New York must deploy new energy storage resources at scale to zero out power-sector emissions by 2040, as required by state law, Hoos said. By then, Aurora’s “merchant base case” scenario envisions 30 GW of flexible resources — including batteries and thermal peaking resources — supplying New York’s grid alongside 17 GW of offshore wind capacity.

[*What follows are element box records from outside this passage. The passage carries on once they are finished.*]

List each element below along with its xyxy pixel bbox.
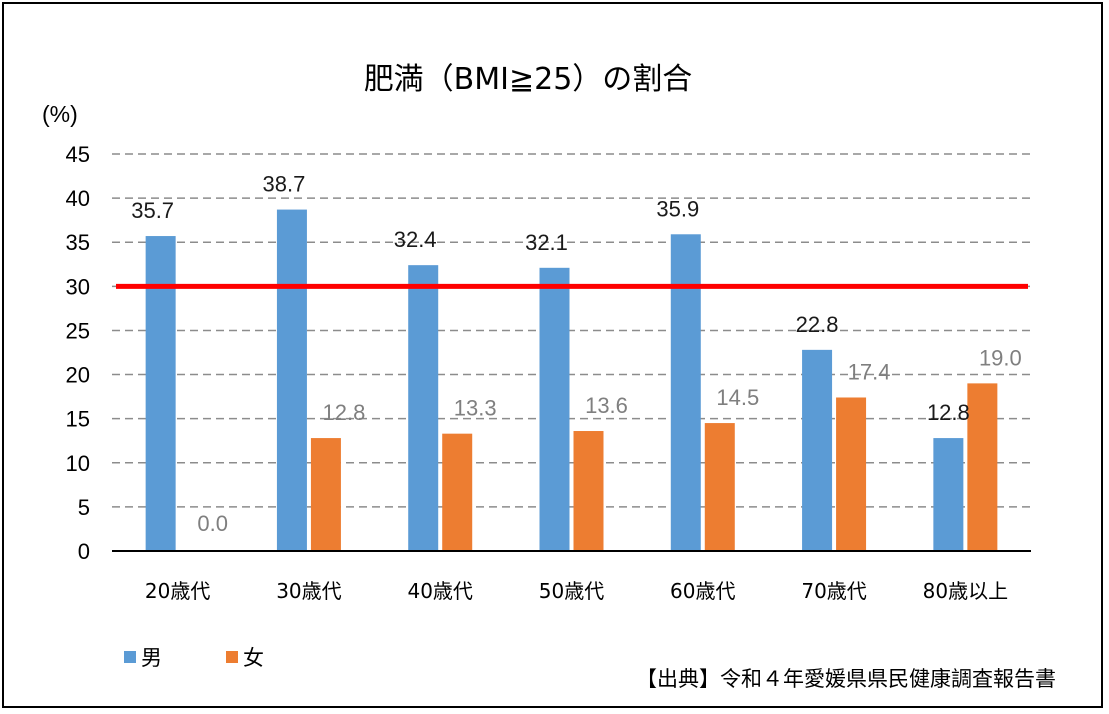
x-tick-label: 40歳代 bbox=[407, 579, 472, 603]
bar-male bbox=[539, 267, 570, 551]
y-tick-label: 5 bbox=[78, 495, 90, 520]
bar-male bbox=[933, 438, 964, 551]
y-tick-label: 30 bbox=[66, 274, 90, 299]
bar-male bbox=[802, 349, 833, 551]
data-label-female: 12.8 bbox=[323, 400, 366, 425]
chart-title: 肥満（BMI≧25）の割合 bbox=[364, 62, 693, 97]
bar-male bbox=[145, 236, 176, 551]
y-tick-label: 25 bbox=[66, 318, 90, 343]
legend-swatch bbox=[226, 651, 238, 663]
data-label-female: 13.3 bbox=[454, 396, 497, 421]
data-label-male: 12.8 bbox=[927, 400, 970, 425]
legend-swatch bbox=[124, 651, 136, 663]
source-annotation: 【出典】令和４年愛媛県県民健康調査報告書 bbox=[636, 667, 1056, 691]
y-tick-label: 15 bbox=[66, 407, 90, 432]
data-label-female: 19.0 bbox=[979, 345, 1022, 370]
x-tick-label: 20歳代 bbox=[145, 579, 210, 603]
data-label-female: 0.0 bbox=[197, 511, 228, 536]
bar-female bbox=[704, 423, 735, 551]
bars-layer bbox=[112, 209, 1031, 552]
x-tick-label: 60歳代 bbox=[670, 579, 735, 603]
labels-layer: 35.7 0.0 20歳代 38.7 12.8 30歳代 32.4 13.3 40歳代 32.1 1… bbox=[131, 172, 1022, 603]
data-label-male: 35.7 bbox=[131, 198, 174, 223]
y-tick-label: 35 bbox=[66, 230, 90, 255]
data-label-male: 32.1 bbox=[525, 230, 568, 255]
grid-layer: 0 5 10 15 20 25 30 35 40 45 bbox=[66, 142, 1031, 564]
data-label-female: 14.5 bbox=[716, 385, 759, 410]
x-tick-label: 50歳代 bbox=[539, 579, 604, 603]
legend-label: 女 bbox=[243, 646, 264, 670]
y-tick-label: 20 bbox=[66, 363, 90, 388]
data-label-male: 38.7 bbox=[263, 172, 306, 197]
bar-male bbox=[276, 209, 307, 551]
y-tick-label: 0 bbox=[78, 539, 90, 564]
legend-label: 男 bbox=[141, 646, 162, 670]
bar-female bbox=[836, 397, 867, 551]
bar-female bbox=[310, 438, 341, 551]
data-label-female: 17.4 bbox=[848, 359, 891, 384]
bar-female bbox=[442, 433, 473, 551]
x-tick-label: 30歳代 bbox=[276, 579, 341, 603]
data-label-male: 35.9 bbox=[656, 196, 699, 221]
bar-chart: 肥満（BMI≧25）の割合 (%) 0 5 10 15 20 25 30 35 40 45 35.… bbox=[42, 62, 1056, 691]
y-tick-label: 10 bbox=[66, 451, 90, 476]
bar-female bbox=[573, 431, 604, 551]
y-axis-unit: (%) bbox=[42, 101, 78, 127]
bar-female bbox=[967, 383, 998, 551]
y-tick-label: 40 bbox=[66, 186, 90, 211]
x-tick-label: 70歳代 bbox=[801, 579, 866, 603]
x-tick-label: 80歳以上 bbox=[923, 579, 1008, 603]
legend: 男女 bbox=[124, 646, 264, 670]
data-label-male: 32.4 bbox=[394, 227, 437, 252]
bar-male bbox=[670, 234, 701, 551]
y-tick-label: 45 bbox=[66, 142, 90, 167]
bar-male bbox=[408, 265, 439, 551]
data-label-male: 22.8 bbox=[796, 312, 839, 337]
data-label-female: 13.6 bbox=[585, 393, 628, 418]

A slower-than-expected ramp for the offshore wind industry may require heavier state support for longer-duration energy storage resources to meet the state’s storage goals, Hoos said. But even in a scenario where offshore wind development continues apace, its comparatively steady generation profile — with lower intraday volatility — makes the case for merchant energy storage less appealing than in solar-saturated markets like California and Texas, necessitating continued reliance on capacity markets and state offtake through the competitive Index Storage Credit mechanism, she added.
Nevertheless, “many of the developers we work with are starting to believe there’s a merchant or uncontracted case [for battery storage] downstate in the next couple of years … especially with less transmission being built between upstate and downstate,” Hoos said.
In December, New York and members of a public-private joint venture mutually agreed to cancel their contract for a 175-mile transmission line slated to bring nearly 5 GW of zero-emissions power into New York City by 2027.
At the same time, storage developers are pursuing “more creative solutions” for utility-scale storage deployments, like Arclight’s planned 15 MW/60 MWh battery installation replacing a retiring thermal unit at the Arthur Kill power plant on Staten Island, Hoos said.
“They have to build something, and they’ve said they don’t want it to be gas,” she said.